Two girls in Pend Oreille County gave their father an early Father’s Day gift.
They took him hunting.
“A dad couldn’t ask for a better present,” said Chris Jones of Newport in late May. His 10-year-old daughter, Faith, had just bagged her first wild turkey and he was clearly ecstatic even through the filter of email.
This wasn’t a gift a child could buy and wrap in a day.
Faith and her sister, Ally, 8, had to devote eight weeks to a hunter education course. That meant reading and studying in addition to their regular school work and soccer practice. And they had to devote extra time to passing the field skills and shooting requirement, which they completed at the end of April.
Their regular bedtime is 8:30, but during that period they were staying up past 10. “I expected a meltdown anytime,” Chris recalled.
On the contrary, they passed the course and skills exams on April 23 and asked if they could go hunting the next day. They bought their tags on the way home from the field test.
Chris, an avid hunter, was flying high.
“My favorite part of the first hunt,” he said, “was watching young girls walk through the woods with their guns for the first time knowing that they had a real tag and license in their pocket, practicing perfect muzzle control, and doing everything they had been taught by Greg Koehn, their hunter ed instructor, over the past week.”
They tried several evening hunts with no luck before making the extra sacrifice to plan morning hunts.
Ally scored first, with a perfect 15-yard shot at a tom her dad called in to their blind.
“I couldn’t help but laugh when she whispered “Dad why are my hands shaking.”
Faith had to buck up to her younger sister’s early success at filling her tag and seeing her dad beam bright like the sun that rose above the hills a few minutes later.
As most hunters know, success doesn’t always come so easy.
Faith had to try many more times, scouting in the evenings with her dad and then getting up extra early as the days got longer to be hiking in the field before daylight only to have to cut the hunts short to go to school or soccer games.
“She is starting to figure out that there is more to hunting then harvesting,” he said after coming close to success, but not close enough.
“On May 25, she finally got her chance before school,” Chris said. “Four toms were talking.
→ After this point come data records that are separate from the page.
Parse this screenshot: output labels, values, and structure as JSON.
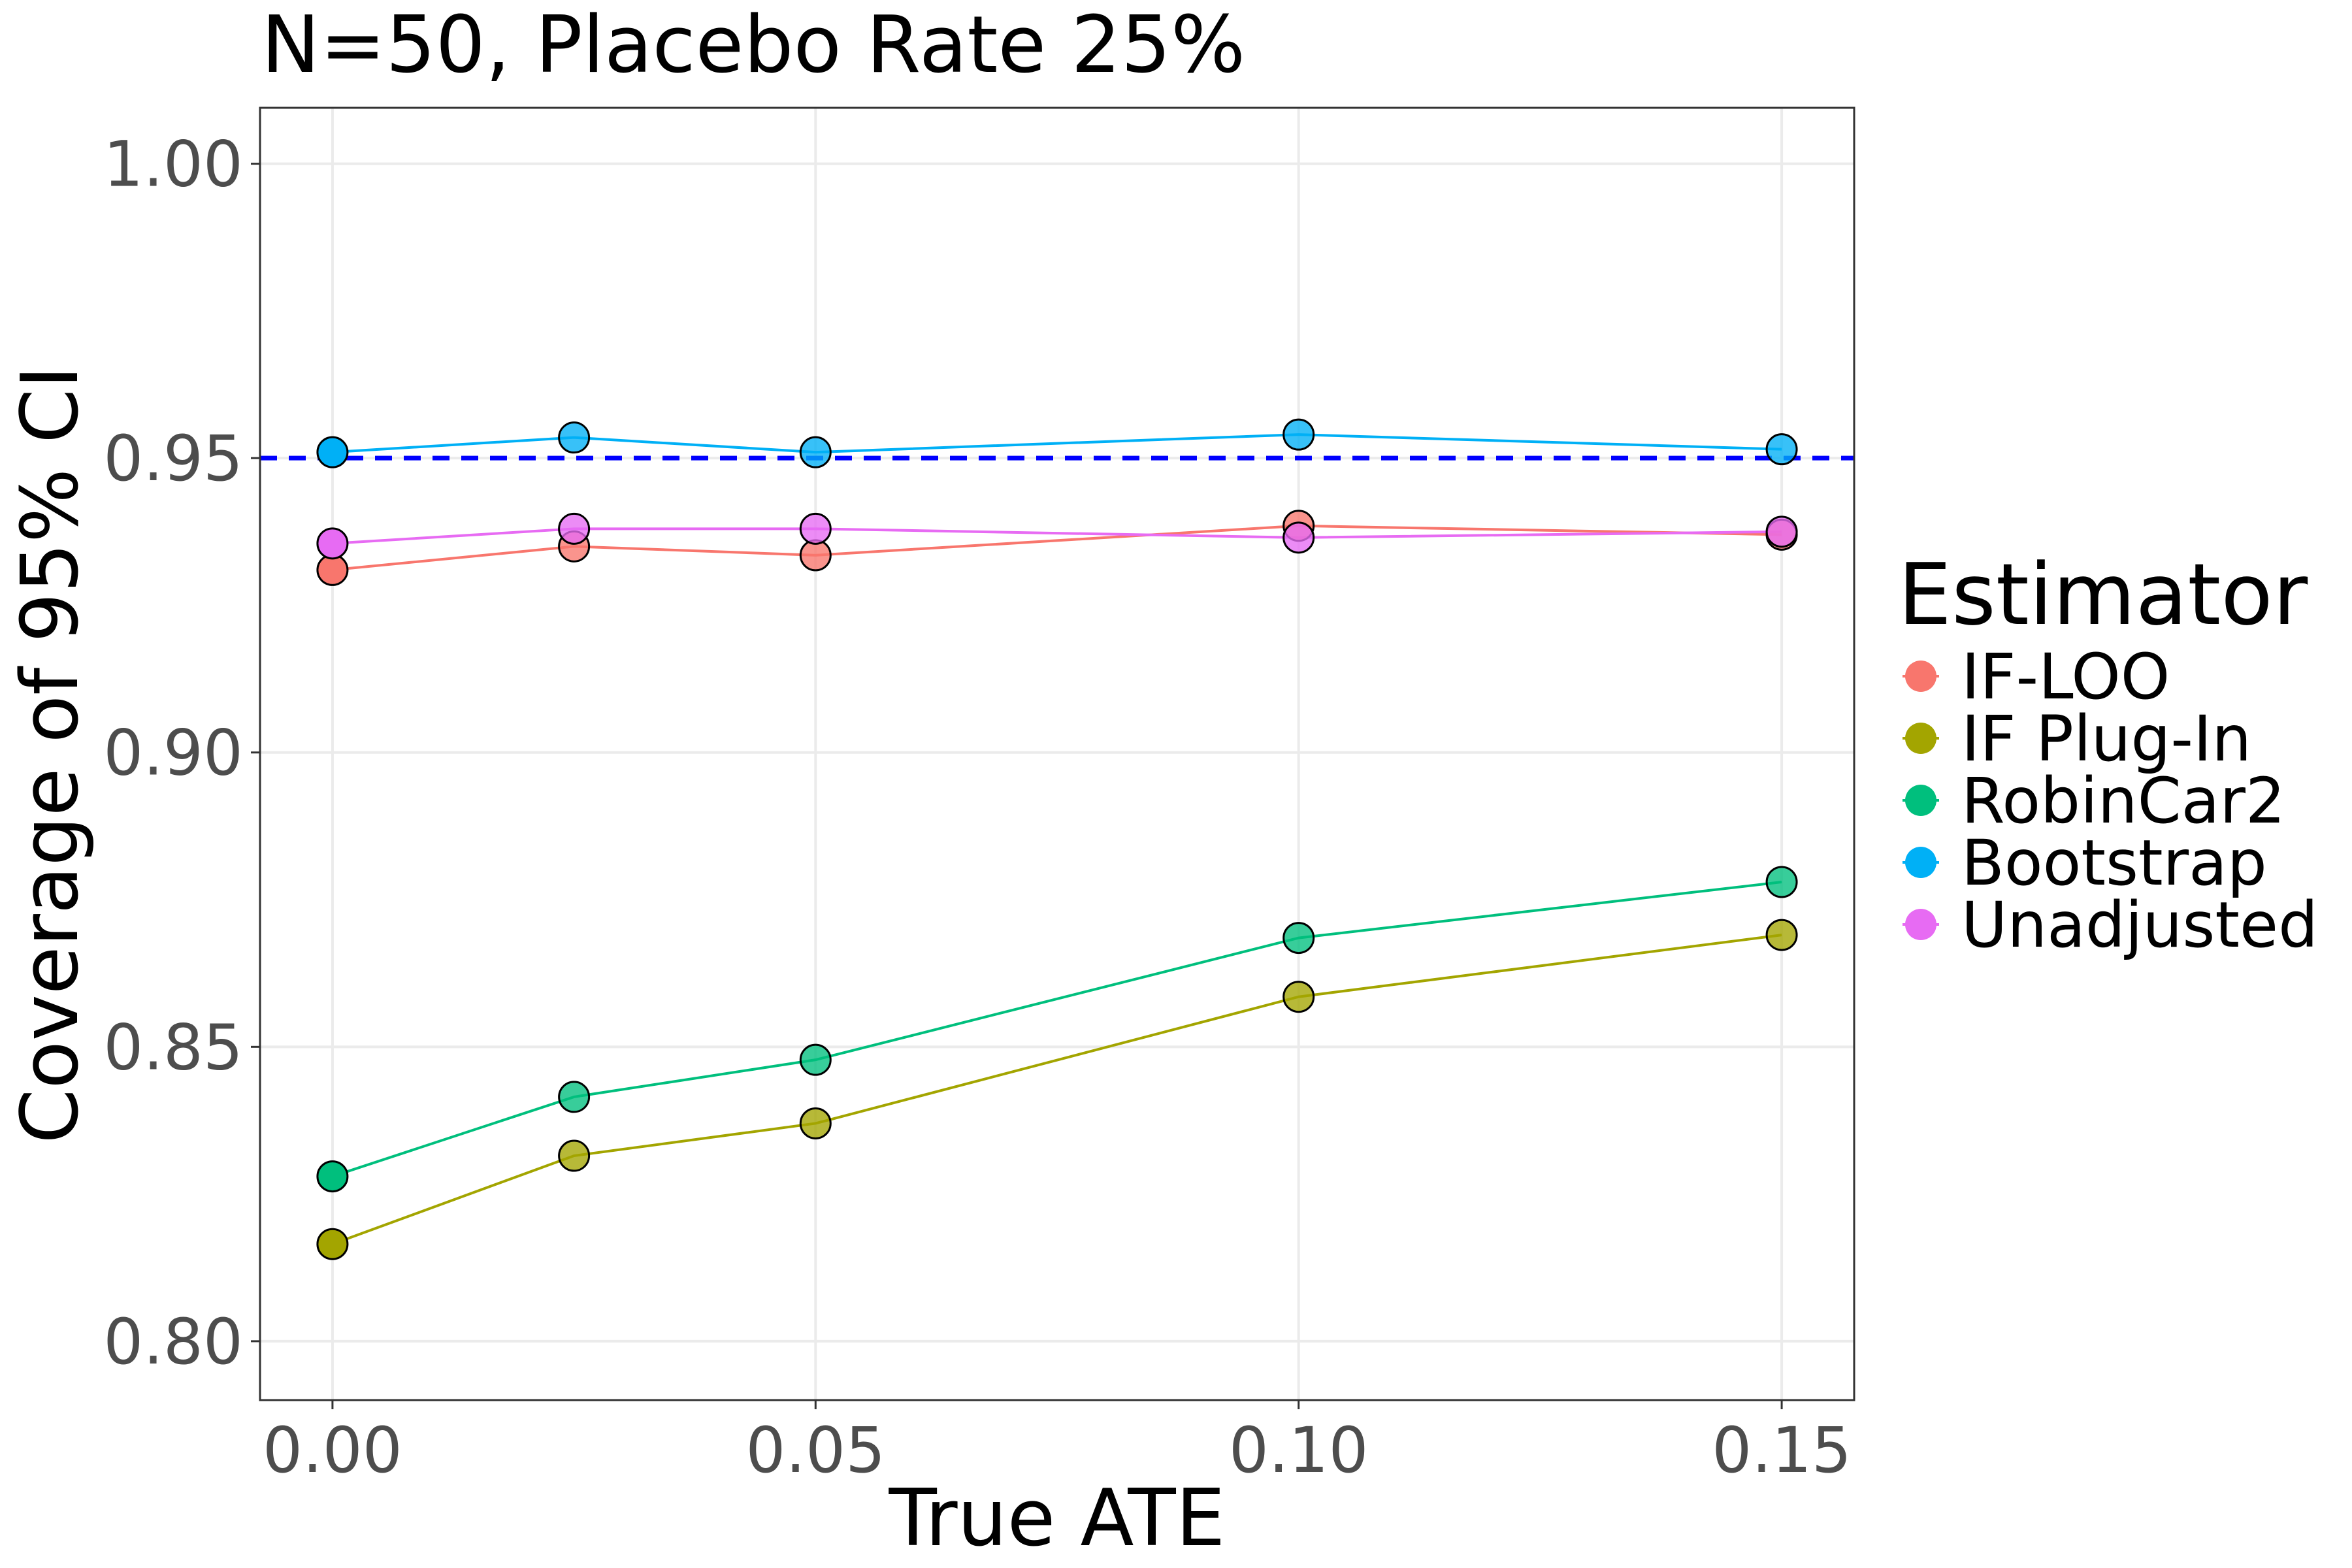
{
  "chart_data": {
    "type": "line",
    "title": "N=50, Placebo Rate 25%",
    "xlabel": "True ATE",
    "ylabel": "Coverage of 95% CI",
    "x": [
      0.0,
      0.025,
      0.05,
      0.1,
      0.15
    ],
    "xlim": [
      -0.0075,
      0.1575
    ],
    "ylim": [
      0.79,
      1.0095
    ],
    "x_ticks": [
      {
        "value": 0.0,
        "label": "0.00"
      },
      {
        "value": 0.05,
        "label": "0.05"
      },
      {
        "value": 0.1,
        "label": "0.10"
      },
      {
        "value": 0.15,
        "label": "0.15"
      }
    ],
    "y_ticks": [
      {
        "value": 0.8,
        "label": "0.80"
      },
      {
        "value": 0.85,
        "label": "0.85"
      },
      {
        "value": 0.9,
        "label": "0.90"
      },
      {
        "value": 0.95,
        "label": "0.95"
      },
      {
        "value": 1.0,
        "label": "1.00"
      }
    ],
    "grid": true,
    "reference_line": {
      "y": 0.95,
      "style": "dashed",
      "color": "#0000ff"
    },
    "legend": {
      "title": "Estimator",
      "position": "right"
    },
    "series": [
      {
        "name": "IF-LOO",
        "color": "#f8766d",
        "values": [
          0.931,
          0.935,
          0.9335,
          0.9385,
          0.937
        ]
      },
      {
        "name": "IF Plug-In",
        "color": "#a3a500",
        "values": [
          0.8165,
          0.8315,
          0.837,
          0.8585,
          0.869
        ]
      },
      {
        "name": "RobinCar2",
        "color": "#00bf7d",
        "values": [
          0.828,
          0.8415,
          0.8478,
          0.8685,
          0.878
        ]
      },
      {
        "name": "Bootstrap",
        "color": "#00b0f6",
        "values": [
          0.951,
          0.9535,
          0.951,
          0.954,
          0.9515
        ]
      },
      {
        "name": "Unadjusted",
        "color": "#e76bf3",
        "values": [
          0.9355,
          0.938,
          0.938,
          0.9365,
          0.9375
        ]
      }
    ]
  }
}
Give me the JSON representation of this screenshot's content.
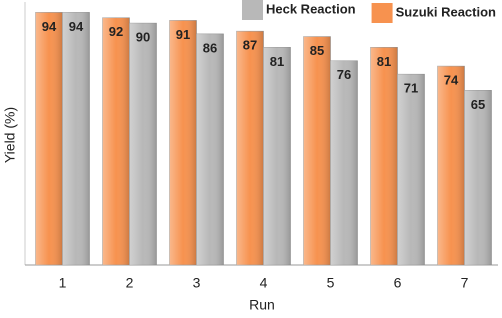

We didn’t have time to set up the blind and try to call so we decided on a stalk. I knew that I had to find her a rest (for the shotgun).
“We used the trees and brush to get in as close as we could. With me lying on my back, my hand on a tree with one finger sticking out for a rest for the barrel she lined up. There were four toms and three deer all within shooting range.”
Faith was on her own. Her dad was on his back. He was looking at her, but couldn’t see the turkeys.
“I just kept telling her to line up her bead and aim for the head. She kept saying he’s behind a tree. The longer she waited the more she shook.
“I was trying not to giggle but how can you not?
“Finally the shotgun fired. The first thing out of her mouth was ‘Oh my gosh! I got him, Daddy.’ “
“I even got her to school with two minutes to spare.”
That gave Chris a chance to chill his emotions and reflect.
“There’s something wonderful about spending time in the woods with your kids,” he said.
It’s one way kids can celebrate Father’s Day any day of the year.